Внезапно ей в голову пришло одно совершенно разумное соображение. А что, если произошедшее на самом деле ничегошеньки не значило, а только выросло до таких размеров в ее помутившемся разуме из-за нервного перенапряжения? Да, это весьма вероятно! Она уже знала: в ее положении женщина не может полагаться на свое суждение. Но теперь она видит трезво. Теперь она будет рассуждать. Так что же могло случиться? Ее муж обнял служанку, наверное, в шутку, изображая несвойственное для него легкомыслие. В эту минуту он не был собой, отказался от нимба, которым его наделили девические мечты жены. Но разве он в ответе за этот нимб? Кто не поддастся влиянию момента? Может быть, он и поцеловал ее. В глазах всего света подобный поступок – ужасная пошлость, но почему? Только потому, что это произошло дома, со служанкой, там, где семейный очаг? Да, люди за это, конечно, осудят. Умная женщина должна принимать подобные вещи к сведению со снисходительной улыбкой. Так в этом все дело? Здесь ход рассуждений сбился. – Нет, это убедительно лишь для ума, а не для сердца!
Сон все не приходил в постель за ширмой, затянутой светлым шелком. Однажды – да, когда она еще была женой другого, – однажды и она дала этому человеку коснуться своих губ коротким, почти невинным, но несущим в себе миллион диких мыслей поцелуем – поцелуем на прощание.
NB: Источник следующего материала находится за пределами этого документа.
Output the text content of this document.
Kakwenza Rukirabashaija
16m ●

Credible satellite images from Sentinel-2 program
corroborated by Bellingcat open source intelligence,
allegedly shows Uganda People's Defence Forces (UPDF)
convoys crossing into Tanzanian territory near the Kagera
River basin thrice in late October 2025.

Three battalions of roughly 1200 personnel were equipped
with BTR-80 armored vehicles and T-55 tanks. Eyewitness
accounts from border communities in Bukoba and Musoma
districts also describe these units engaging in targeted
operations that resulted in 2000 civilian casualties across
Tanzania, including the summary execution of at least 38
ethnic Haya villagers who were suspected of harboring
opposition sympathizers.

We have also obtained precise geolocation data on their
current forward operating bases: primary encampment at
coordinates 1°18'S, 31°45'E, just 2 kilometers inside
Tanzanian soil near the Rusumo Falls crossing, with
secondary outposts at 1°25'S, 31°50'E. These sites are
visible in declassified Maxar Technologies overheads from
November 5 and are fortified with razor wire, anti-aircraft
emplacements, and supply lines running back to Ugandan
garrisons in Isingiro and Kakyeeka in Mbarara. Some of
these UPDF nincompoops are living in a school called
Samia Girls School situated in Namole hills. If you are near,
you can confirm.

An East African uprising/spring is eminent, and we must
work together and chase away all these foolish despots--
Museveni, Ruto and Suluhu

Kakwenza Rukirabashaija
Тогда она отбросила породившие жажду запреты, потянулась к нему, подставила лицо, заплаканные глаза, дрожащие губы, а мужчина нежно, с обожанием и мольбой едва коснулся их – да, она помнит – и безумно, резко, чуть не сломав, сжал ее руки. Тогда ей казалось, что она дала много, очень много, а теперь селянка с обочины предложила ему то же самое, и, может быть, он нуждался в этом не меньше. А ведь Юльча – хороший, добросовестный человек, прилежный, порядочный. Какая огромная от нее польза по сравнению с сотнями тех, кто в годы его скитаний щедро делился с ним всем, в чем сама женщина ему отказывала! Неужели жизнь так грубо проста? Один человек голодает, а для других на придворном пиру еда – лишь изысканное развлечение. Фу!
Ее бросило в другую крайность: наверное, любые губы, что умеют целовать, имеют одинаковую ценность. Отчего же тогда женщины так не думают, почему поцелуй рабочего, кучера для них бесчестье!
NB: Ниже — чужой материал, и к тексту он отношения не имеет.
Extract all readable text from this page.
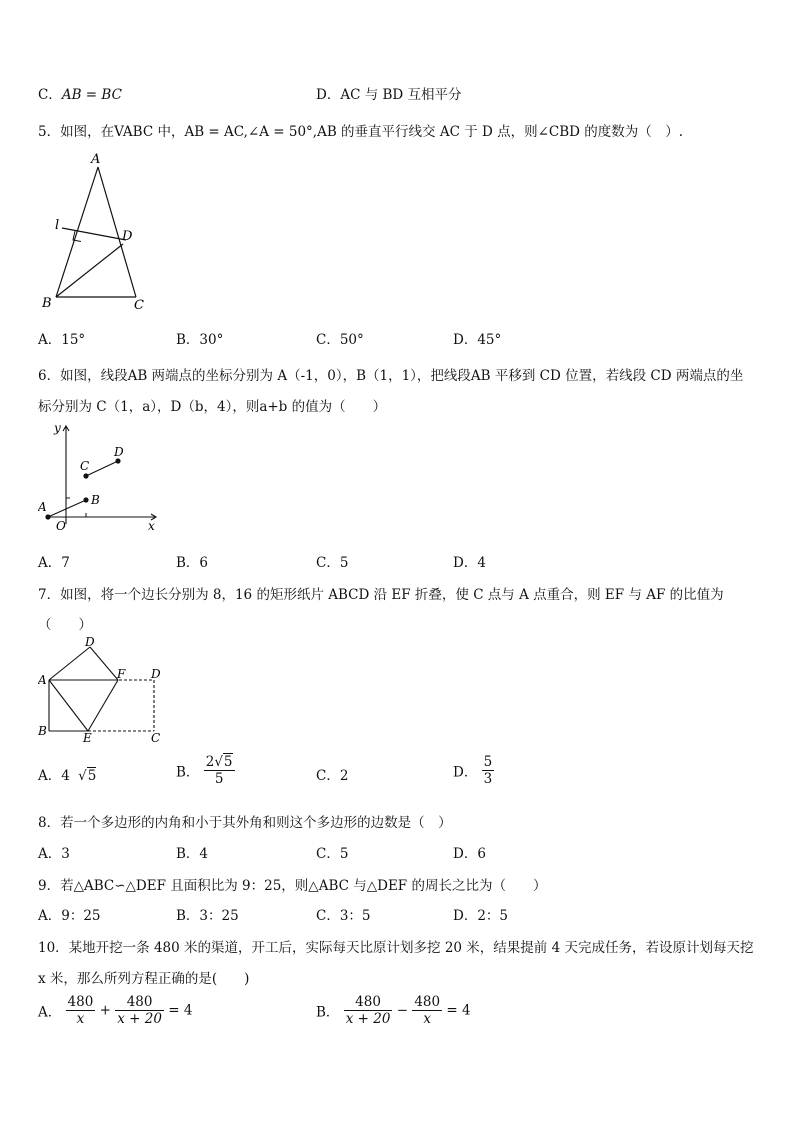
C．AB = BC	D．AC 与 BD 互相平分
5．如图，在VABC 中，AB = AC,∠A = 50°,AB 的垂直平行线交 AC 于 D 点，则∠CBD 的度数为（　）.
A
B	C
D
l
A．15°	B．30°	C．50°	D．45°
6．如图，线段AB 两端点的坐标分别为 A（-1，0），B（1，1），把线段AB 平移到 CD 位置，若线段 CD 两端点的坐
标分别为 C（1，a），D（b，4），则a+b 的值为（　　）
y
x
O
A	B
C
D
A．7	B．6	C．5	D．4
7．如图，将一个边长分别为 8，16 的矩形纸片 ABCD 沿 EF 折叠，使 C 点与 A 点重合，则 EF 与 AF 的比值为
（　　）
A
B	C
D
D
E
F
A．4 √5	B． $\frac{2√5}{5}$	C．2	D． $\frac{5}{3}$
8．若一个多边形的内角和小于其外角和则这个多边形的边数是（　）
A．3	B．4	C．5	D．6
9．若△ABC∽△DEF 且面积比为 9：25，则△ABC 与△DEF 的周长之比为（　　）
A．9：25	B．3：25	C．3：5	D．2：5
10．某地开挖一条 480 米的渠道，开工后，实际每天比原计划多挖 20 米，结果提前 4 天完成任务，若设原计划每天挖
x 米，那么所列方程正确的是(　　)
A． $\frac{480}{x} + \frac{480}{x + 20} = 4$	B． $\frac{480}{x + 20} - \frac{480}{x} = 4$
Мужчина по другую сторону ширмы пошевелился.
– Ты спишь, Илона?
– Уже почти заснула!
– Послушай, душечка! Послушай, я хочу тебе кое-что сказать. Я думаю, ты сегодня кое-что не так поняла. Это все была огромная глупость. Признаю, очень неприличная, но ты ведь умная и хорошая, а это все – не такое большое дело. Ты же не восприняла это всерьез, правда? Если хочешь...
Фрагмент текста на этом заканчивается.